Foi o que ele declarou na abertura do evento “War and Peace in the 21st Century. Defending Europe without the United States? The future of the European security", organizada pelo Cidob no Palau de Pedralbes, em Barcelona, juntamente com o secretário de Estado para a União Europeia e Ação Externa da Generalitat, Jaume Duch, e que será encerrada pelo prefeito de Barcelona, Jaume Collboni, e pelo diretor do Cidob, Pol Morillas.
Borrell referiu-se assim à possibilidade de um exército europeu depois que, nesta sexta-feira, o presidente do Governo, Pedro Sánchez, afirmou que a Espanha está preparada para avançar rumo a um exército comum na União, algo que, segundo Borrell, conta com grande apoio da opinião pública na UE, embora essa não seja a posição dos líderes dos Estados, pois “sabem que o exército é o último recurso da soberania”.
“Será que a defesa é a força motriz, tal como o foi a moeda, o euro, há 20 anos, ou há mais de 20 anos? Essa é a questão”, afirmou sobre a integração europeia.
ESTADOS UNIDOS
Sobre a posição geopolítica dos Estados Unidos e a administração do presidente Donald Trump, ele sustentou que a OTAN “sofreu um enfraquecimento interno sem precedentes devido à agressividade do presidente Trump em relação a alguns de seus aliados”.

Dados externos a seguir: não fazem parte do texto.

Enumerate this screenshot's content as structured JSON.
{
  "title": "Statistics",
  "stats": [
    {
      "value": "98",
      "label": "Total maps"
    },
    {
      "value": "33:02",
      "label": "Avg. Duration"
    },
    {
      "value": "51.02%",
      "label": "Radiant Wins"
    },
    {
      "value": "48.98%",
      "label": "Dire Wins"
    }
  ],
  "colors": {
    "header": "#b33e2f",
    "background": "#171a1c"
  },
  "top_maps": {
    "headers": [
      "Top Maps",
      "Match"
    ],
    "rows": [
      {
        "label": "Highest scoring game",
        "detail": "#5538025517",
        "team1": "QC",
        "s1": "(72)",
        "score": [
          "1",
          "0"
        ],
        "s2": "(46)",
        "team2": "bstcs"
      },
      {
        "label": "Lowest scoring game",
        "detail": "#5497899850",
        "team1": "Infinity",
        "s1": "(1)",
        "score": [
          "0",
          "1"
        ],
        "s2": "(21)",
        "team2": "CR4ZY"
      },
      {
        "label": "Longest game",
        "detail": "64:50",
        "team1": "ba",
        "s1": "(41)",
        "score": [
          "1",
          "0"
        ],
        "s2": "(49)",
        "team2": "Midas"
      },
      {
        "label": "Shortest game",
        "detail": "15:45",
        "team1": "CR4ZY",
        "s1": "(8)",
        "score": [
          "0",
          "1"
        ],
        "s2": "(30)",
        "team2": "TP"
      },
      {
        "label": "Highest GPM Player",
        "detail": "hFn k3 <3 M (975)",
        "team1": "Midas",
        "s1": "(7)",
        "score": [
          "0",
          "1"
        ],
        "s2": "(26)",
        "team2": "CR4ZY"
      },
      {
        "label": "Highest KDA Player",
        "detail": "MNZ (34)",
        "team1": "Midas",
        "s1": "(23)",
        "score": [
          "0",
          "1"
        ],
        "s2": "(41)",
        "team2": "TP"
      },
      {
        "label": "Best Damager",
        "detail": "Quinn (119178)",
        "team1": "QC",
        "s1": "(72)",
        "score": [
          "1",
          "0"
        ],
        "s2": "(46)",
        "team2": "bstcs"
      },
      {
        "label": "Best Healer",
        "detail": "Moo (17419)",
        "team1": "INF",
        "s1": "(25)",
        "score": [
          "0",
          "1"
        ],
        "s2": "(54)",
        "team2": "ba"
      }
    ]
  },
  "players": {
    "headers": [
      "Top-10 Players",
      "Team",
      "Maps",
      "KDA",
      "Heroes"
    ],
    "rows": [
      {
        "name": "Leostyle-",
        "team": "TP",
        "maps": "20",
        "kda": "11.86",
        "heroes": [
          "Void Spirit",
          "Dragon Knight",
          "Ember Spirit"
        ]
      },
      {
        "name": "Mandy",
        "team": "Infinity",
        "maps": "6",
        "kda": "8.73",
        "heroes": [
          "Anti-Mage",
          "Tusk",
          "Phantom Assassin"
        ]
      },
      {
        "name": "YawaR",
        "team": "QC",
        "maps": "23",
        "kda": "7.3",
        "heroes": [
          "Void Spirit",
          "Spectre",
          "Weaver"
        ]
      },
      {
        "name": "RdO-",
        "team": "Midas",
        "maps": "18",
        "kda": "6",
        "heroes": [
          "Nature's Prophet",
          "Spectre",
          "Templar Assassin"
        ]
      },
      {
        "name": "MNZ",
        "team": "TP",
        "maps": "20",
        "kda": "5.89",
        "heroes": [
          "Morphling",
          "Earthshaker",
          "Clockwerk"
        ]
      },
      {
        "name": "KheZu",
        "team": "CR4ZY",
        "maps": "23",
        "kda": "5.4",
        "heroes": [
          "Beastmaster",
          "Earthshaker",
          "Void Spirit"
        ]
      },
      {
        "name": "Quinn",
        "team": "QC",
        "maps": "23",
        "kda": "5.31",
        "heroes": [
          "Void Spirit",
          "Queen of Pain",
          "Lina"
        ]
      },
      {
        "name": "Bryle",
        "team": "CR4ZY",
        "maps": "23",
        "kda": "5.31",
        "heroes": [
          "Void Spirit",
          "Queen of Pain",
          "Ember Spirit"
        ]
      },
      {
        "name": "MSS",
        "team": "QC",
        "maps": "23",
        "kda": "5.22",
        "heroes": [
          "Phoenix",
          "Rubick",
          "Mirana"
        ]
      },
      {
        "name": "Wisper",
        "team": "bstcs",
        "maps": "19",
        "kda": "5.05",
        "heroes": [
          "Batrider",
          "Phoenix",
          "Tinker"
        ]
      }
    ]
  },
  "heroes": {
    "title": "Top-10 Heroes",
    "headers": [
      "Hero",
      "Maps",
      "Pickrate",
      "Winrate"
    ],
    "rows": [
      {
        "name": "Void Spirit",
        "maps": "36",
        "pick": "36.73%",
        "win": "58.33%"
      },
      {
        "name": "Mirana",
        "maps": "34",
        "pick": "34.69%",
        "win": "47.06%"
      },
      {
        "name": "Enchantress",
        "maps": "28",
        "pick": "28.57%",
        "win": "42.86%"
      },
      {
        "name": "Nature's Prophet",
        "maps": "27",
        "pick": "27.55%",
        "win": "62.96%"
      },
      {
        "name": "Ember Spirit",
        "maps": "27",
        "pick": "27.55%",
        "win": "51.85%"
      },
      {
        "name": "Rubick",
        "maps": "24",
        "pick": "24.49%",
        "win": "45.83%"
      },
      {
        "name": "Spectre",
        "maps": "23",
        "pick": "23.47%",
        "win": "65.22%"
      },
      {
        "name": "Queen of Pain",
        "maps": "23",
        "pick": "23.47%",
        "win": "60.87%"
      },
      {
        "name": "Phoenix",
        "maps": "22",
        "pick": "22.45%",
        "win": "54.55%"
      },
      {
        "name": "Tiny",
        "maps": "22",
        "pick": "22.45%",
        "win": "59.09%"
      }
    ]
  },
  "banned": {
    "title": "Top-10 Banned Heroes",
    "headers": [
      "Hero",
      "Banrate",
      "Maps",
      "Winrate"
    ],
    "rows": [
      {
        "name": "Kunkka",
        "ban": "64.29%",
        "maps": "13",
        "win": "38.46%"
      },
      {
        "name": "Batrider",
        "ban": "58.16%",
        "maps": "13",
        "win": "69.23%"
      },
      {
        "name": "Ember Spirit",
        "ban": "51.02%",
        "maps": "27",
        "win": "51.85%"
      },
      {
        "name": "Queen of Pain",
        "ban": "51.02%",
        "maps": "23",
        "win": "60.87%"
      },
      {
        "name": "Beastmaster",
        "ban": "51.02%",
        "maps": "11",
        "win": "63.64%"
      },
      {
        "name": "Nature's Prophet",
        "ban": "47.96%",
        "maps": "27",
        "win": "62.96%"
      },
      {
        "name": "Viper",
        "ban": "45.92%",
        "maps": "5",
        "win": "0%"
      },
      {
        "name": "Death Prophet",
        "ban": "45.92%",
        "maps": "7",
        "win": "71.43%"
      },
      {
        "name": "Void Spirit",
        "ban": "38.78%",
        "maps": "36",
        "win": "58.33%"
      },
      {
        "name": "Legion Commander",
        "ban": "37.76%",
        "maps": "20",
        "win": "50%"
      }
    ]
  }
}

Nesse sentido, ele fez referência à guerra no Irã e no Oriente Médio e lembrou que não é o primeiro conflito em que alguns países europeus rejeitam uma ofensiva americana no exterior, como a invasão do Iraque em 2003, e acrescentou que a posição atual de Trump obriga os europeus a pensar em sua própria defesa.
“Vivemos há muito tempo sob o guarda-chuva americano. E alguns de nós, alguns europeus, gostaríamos muito de continuar vivendo sob o guarda-chuva americano. Desde que o guarda-chuva esteja aberto”, afirmou.
DESAFIO “EXISTENCIAL”
Nesse sentido, ele garantiu que a Europa tem pela frente um desafio que não é apenas técnico ou financeiro, mas “existencial, político e cultural”; por isso, ressalta, a Europa não pode se dar ao luxo de permanecer vulnerável ou excessivamente dependente.
Ele disse que essa mudança nas relações transatlânticas representa uma “mudança radical” no cenário político e acrescentou que, atualmente, há sérias dúvidas quanto à credibilidade da OTAN.